Ksibi rappelle que la technologie des crypto-monnaies est décentralisée, ce qui complique le rôle des banques centrales. Cependant, des exemples internationaux montrent que des régulations intelligentes peuvent coexister avec cette liberté. « Les Américains ont reconnu la crypto-monnaie, mais certaines banques permettent un switch crypto-vers-dollar… en Europe, tu peux utiliser la crypto pour les transactions bancaires, mais il faut déclarer les bénéfices à l’État », précise-t-il.
Sensibilisation et opportunités pour le futur
Au-delà de la législation, la sensibilisation et la formation apparaissent comme des leviers essentiels. « Ce qu’il faut faire, c’est plutôt laisser la voie libre à certaines expériences, observer comment ça fonctionne et bâtir ensuite une loi adaptée », recommande le directeur général de kickoff.tn.

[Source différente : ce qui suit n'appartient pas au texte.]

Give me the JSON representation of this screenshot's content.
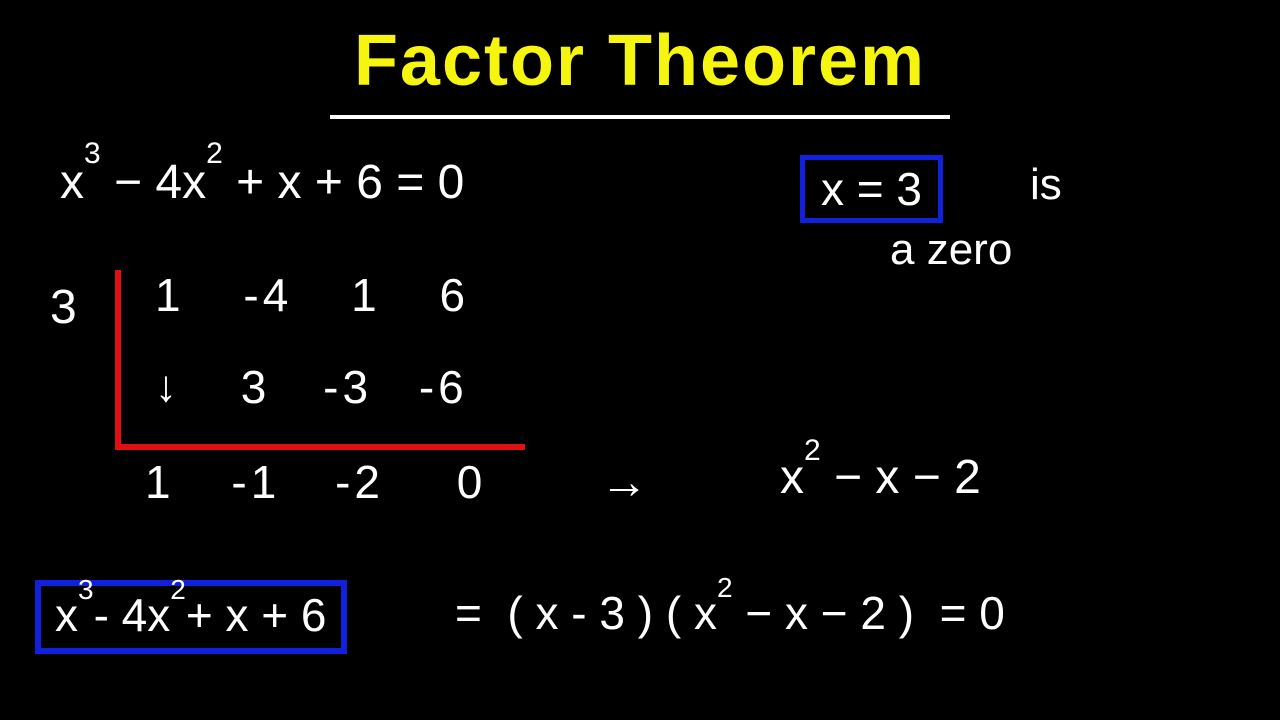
{
  "colors": {
    "background": "#000000",
    "title": "#f5f510",
    "text": "#ffffff",
    "highlight_box": "#1020dd",
    "division_bracket": "#e01010",
    "underline": "#ffffff"
  },
  "title": "Factor Theorem",
  "title_fontsize": 72,
  "base_fontsize": 48,
  "font_family": "Comic Sans MS",
  "equation": "x³ − 4x² + x + 6 = 0",
  "zero_statement": {
    "boxed": "x = 3",
    "rest_line1": "is",
    "rest_line2": "a  zero"
  },
  "synthetic_division": {
    "divisor": "3",
    "row1": [
      "1",
      "-4",
      "1",
      "6"
    ],
    "row2_arrow": "↓",
    "row2": [
      "3",
      "-3",
      "-6"
    ],
    "row3": [
      "1",
      "-1",
      "-2",
      "0"
    ],
    "bracket_color": "#e01010"
  },
  "arrow": "→",
  "quotient": "x² − x − 2",
  "result": {
    "boxed": "x³ - 4x² + x + 6",
    "rest": " =  ( x - 3 ) ( x² − x − 2 )  = 0"
  }
}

Selon lui, les entreprises tunisiennes pourraient ainsi profiter d’un accès plus rapide et plus sûr aux marchés internationaux, en contournant certaines barrières financières traditionnelles.
Samir Ksibi note que, malgré les obstacles, un secteur parallèle existe déjà dans le pays. Certaines startups et entreprises utilisent la crypto comme moyen de paiement, voire même comme un moyen de valoriser leurs applications, notamment en offrant des tokens propres à leurs applications, un modèle qui valorise l’usage et la demande réelle. « Plus l’activité développe de nouveaux services, plus la valeur du token augmente… c’est une solution pour améliorer le processus de paiement », indique-t-il.
Enfin, le spécialiste reste optimiste quant à la possibilité de rattraper le retard tunisien. « Rien n’est trop tard. On peut se rattraper sur le coup », assure-t-il, citant l’exemple de pays du Golfe ou de certains États subsahariens qui ont déjà intégré cette technologie avec succès. Pour Ksibi, la Tunisie dispose des compétences nécessaires, mais il lui manque la volonté politique et la vision stratégique pour exploiter pleinement le potentiel des crypto-monnaies.